Portable devices running on batteries usually have a USB port to charge them (think phones, tablets, toy robots...). However, we sometimes need more power for our applications and use a dedicated charger, while retaining the USB port for communication and/or debugging. In this case, we could want to be able to communicate with our board to upgrade its firmware for example, without turning on the large power-hungry motors as well.
In order to have two separate power sources working independently we need a source selecting circuit which selects the available source, or the preferred one if both are connected.
In the diagrams above we see the 5V and 3.3V regulators. The battery is connected to the 5V regulator and that to the 3.3V one, so as long as one of the sources is connected the board will always be supplied with both 5V and 3.3V.
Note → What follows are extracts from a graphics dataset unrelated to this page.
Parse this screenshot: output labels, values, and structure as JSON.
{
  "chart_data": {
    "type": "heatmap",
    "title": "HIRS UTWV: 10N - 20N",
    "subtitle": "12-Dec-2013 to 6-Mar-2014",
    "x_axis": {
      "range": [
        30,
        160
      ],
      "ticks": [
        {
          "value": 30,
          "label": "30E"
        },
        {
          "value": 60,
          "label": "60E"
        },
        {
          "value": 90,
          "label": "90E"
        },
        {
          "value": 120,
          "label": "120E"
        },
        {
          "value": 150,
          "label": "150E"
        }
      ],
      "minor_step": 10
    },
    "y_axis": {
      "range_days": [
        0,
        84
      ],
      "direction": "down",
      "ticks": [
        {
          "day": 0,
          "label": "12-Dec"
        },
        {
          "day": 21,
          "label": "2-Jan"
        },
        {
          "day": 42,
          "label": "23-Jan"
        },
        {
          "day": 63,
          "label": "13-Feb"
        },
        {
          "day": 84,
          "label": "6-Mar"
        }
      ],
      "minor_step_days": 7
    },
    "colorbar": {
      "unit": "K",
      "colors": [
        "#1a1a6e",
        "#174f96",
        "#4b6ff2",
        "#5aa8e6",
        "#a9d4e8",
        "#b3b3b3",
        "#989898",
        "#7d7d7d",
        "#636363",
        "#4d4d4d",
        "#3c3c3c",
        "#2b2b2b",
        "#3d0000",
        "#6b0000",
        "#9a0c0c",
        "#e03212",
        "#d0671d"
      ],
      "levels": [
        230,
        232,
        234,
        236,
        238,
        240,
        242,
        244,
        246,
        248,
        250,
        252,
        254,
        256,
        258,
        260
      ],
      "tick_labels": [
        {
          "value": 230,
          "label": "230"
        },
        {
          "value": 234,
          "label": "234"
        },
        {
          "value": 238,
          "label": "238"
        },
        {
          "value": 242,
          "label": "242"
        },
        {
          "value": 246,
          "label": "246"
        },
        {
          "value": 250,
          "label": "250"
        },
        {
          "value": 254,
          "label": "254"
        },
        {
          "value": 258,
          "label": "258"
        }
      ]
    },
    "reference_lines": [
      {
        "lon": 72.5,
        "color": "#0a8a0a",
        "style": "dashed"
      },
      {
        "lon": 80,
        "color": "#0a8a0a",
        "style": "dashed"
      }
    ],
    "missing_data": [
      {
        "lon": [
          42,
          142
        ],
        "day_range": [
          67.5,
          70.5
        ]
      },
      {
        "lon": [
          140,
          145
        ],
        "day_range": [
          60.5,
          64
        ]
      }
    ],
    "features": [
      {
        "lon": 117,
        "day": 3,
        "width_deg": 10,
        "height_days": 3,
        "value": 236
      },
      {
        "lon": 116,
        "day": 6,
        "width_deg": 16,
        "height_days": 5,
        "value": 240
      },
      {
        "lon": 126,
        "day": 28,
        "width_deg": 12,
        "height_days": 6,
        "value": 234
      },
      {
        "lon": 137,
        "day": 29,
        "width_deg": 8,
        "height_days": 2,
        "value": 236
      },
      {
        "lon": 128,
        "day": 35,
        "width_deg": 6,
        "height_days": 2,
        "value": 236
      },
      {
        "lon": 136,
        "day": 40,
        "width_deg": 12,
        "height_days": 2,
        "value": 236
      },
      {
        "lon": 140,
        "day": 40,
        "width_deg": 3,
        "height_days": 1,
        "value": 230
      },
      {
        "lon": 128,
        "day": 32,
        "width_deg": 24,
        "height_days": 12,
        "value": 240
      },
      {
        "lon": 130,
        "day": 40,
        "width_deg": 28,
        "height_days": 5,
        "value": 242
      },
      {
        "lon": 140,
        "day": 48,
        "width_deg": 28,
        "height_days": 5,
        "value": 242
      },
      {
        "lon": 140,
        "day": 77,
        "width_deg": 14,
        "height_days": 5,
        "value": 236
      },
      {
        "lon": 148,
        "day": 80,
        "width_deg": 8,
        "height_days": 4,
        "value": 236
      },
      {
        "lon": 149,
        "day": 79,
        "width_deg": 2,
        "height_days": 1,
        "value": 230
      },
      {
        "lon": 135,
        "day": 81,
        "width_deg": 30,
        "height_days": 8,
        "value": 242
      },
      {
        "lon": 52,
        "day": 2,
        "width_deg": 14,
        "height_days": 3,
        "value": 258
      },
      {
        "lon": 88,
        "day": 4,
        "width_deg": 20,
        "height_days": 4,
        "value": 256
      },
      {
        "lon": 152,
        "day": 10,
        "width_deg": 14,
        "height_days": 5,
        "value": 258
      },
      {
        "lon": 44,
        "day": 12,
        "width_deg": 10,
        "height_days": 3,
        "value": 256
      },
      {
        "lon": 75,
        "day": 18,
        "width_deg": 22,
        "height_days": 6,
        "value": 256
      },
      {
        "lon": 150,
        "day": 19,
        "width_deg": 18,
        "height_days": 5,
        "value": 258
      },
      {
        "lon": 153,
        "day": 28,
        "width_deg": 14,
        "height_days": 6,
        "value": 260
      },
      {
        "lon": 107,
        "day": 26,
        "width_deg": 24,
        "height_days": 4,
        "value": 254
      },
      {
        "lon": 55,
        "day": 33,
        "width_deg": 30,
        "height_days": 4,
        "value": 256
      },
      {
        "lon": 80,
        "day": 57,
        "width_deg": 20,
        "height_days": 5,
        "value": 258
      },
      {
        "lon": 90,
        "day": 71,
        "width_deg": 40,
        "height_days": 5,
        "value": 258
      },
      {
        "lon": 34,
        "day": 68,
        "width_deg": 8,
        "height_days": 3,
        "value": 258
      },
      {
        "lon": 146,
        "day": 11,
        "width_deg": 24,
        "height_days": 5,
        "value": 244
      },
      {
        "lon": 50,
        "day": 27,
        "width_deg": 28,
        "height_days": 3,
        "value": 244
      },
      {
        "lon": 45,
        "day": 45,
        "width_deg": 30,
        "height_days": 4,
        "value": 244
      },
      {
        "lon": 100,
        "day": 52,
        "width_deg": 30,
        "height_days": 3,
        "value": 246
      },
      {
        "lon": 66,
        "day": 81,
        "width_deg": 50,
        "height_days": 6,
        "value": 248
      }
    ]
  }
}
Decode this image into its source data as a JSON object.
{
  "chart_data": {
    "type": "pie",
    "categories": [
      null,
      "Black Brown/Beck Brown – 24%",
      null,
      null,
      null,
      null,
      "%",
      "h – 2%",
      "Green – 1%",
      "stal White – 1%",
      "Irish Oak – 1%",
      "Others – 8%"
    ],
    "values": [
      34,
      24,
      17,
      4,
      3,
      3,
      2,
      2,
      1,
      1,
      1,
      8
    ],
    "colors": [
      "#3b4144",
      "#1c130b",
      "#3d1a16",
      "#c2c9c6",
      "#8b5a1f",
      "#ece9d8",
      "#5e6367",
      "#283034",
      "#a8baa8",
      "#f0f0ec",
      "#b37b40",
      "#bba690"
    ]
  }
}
The circuit below is the actual switcher. It consists of an op-amp, a voltage divider and a P Mosfet. By default the USB is connected to the 5V line. When the battery is connected, the voltage at the opamp's positive terminal is higher than the 3.3V reference and so activates the Mosfet, thus disconnecting the USB from the 5V line. When the battery is disconnected, the voltage falls below the threshold and the USB gets reconnected.
In the following video we can see the selector at work. The multimeter reads the current passing through the USB, while the wire is connected to the positive lead of the battery. We can see that the board switches between sources while the power remains constant ( the red led stays steady on ) and the microcontroller keeps toggling the green led unconcerned.